Дети подросли и пошли в музыкальную школу. Пианино ожило, получило вторую жизнь. Дядя Жора хвалил их музыку, угощал яблоками и конфетами. Зина иногда заходила ко мне “за советом”.
— Как думаешь, к этому платью лучше этот шарфик или этот? Не слишком похожа на канарейку? – она смеялась чистым грудным смехом, запрокидывала голову и иногда вела себя совсем как девчонка. C ней было весело и легко.
— Она села в кресло, посмотрела на меня своими красивыми глазами и выдохнула, — дядя Жора был похож на маленького мальчика. Стоял между этажами, отказывался зайти к нам и не шел к себе. Зину только что увезли в черном мешке. Я стояла с ним, не зная, что говорить и что делать. Вдруг поняла, что ему очень много лет. Может быть девяносто.
— Дядя Жора, пойдемте к нам, — я попыталась взять его под руку.
— Нет-нет, мне нужно идти, — ответил он и высвободился от меня.

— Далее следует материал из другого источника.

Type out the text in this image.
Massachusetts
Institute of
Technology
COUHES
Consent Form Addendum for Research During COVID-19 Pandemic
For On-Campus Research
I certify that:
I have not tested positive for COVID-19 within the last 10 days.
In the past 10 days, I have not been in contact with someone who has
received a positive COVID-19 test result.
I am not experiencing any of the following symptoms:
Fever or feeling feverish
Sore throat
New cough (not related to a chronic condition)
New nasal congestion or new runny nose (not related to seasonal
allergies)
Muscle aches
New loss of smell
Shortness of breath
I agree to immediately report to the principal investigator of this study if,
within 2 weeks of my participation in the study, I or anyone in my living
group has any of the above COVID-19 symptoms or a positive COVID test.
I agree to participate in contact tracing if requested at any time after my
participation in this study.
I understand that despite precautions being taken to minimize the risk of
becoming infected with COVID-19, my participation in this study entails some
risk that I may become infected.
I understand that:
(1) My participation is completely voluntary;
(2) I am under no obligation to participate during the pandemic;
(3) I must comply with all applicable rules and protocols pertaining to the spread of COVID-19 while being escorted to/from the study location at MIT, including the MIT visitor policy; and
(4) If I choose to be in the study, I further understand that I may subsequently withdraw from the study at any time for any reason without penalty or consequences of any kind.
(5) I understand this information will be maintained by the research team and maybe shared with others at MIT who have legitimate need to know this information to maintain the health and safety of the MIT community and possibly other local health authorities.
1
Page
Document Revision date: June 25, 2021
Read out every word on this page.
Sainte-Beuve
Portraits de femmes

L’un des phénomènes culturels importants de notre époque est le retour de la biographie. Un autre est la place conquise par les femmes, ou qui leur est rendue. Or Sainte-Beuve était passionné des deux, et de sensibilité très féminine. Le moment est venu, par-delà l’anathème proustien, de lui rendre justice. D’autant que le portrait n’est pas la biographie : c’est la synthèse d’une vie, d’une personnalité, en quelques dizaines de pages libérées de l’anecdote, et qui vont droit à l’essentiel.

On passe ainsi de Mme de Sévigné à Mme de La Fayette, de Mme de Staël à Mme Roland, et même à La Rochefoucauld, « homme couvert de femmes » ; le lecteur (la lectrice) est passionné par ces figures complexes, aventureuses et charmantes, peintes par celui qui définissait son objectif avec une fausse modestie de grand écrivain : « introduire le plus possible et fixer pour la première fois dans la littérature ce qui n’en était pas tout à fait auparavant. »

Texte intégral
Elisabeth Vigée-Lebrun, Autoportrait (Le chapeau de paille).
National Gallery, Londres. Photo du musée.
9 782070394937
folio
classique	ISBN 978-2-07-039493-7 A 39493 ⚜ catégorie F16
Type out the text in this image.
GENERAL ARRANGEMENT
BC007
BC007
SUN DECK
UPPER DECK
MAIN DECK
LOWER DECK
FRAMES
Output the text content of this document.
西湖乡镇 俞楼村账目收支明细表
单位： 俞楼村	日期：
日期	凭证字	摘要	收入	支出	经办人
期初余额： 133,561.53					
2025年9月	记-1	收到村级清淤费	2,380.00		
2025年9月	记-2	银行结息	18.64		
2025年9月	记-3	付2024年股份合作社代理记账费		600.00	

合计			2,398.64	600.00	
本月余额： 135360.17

Мы с мужем в ту ночь не спали. Маленький поезд уверенно шел по своим рельсам. Дядя Жора шил до утра.
Зина в гробу была ослепительна. Морщинки разгладились, кожа посветлела, брови распрямились. На ней было новое платье — красные цветы на белом снегу. Дядя Жора сидел у гроба и, не отрываясь, смотрел ей в лицо.
— Красивая, — сказал вошедший мужчина, глядя на Зину. Дядя Жора улыбнулся.
В день прощания квартира дяди Жоры была полна молодыми людьми, большая часть из них, вероятно, были его клиентами. Родственников и детей у Зины и дяди Жоры не осталось. По углам перешептывались соседки.
“Она же была первой манекенщицей, женой министра, а вот влюбилась и бросила все. Дядя Жора же только для нее шил платья. А на продажу только мужские костюмы. У него одевались первые лица. А ее фотографии были на обложках, она же была лицом нашей легкой промышленности, разве ты не знала?”
“Конечно, знала! Все знали!”
“Они сошлись уже в зрелом возрасте. У каждого была своя семья. Сыновья и у него, и у нее. Все умерли рано. Она очень страдала. Бедная женщина”.
Дядя Жора делал вид, что ничего не слышит. А может и не слышал. Меня же от этих разговоров и пересудов укачивало, голова кружилась. Я подошла к дяде Жоре, села рядом. Дверь на балкон была приоткрыта, над городом нависали сумерки. Где-то вдалеке раздался залп салюта, в небо взлетели сотни ярких огней.
— Что это там? – спросил, не отрываясь от лица Зины, дядя Жора.
— Салют, — ответила ему я.
— Вроде до Дня Победы еще далеко, — поразмыслил вслух.
— Сегодня День влюбленных, — зачем-то сообщила ему я.
— Ну это хороший день, — улыбнулся он.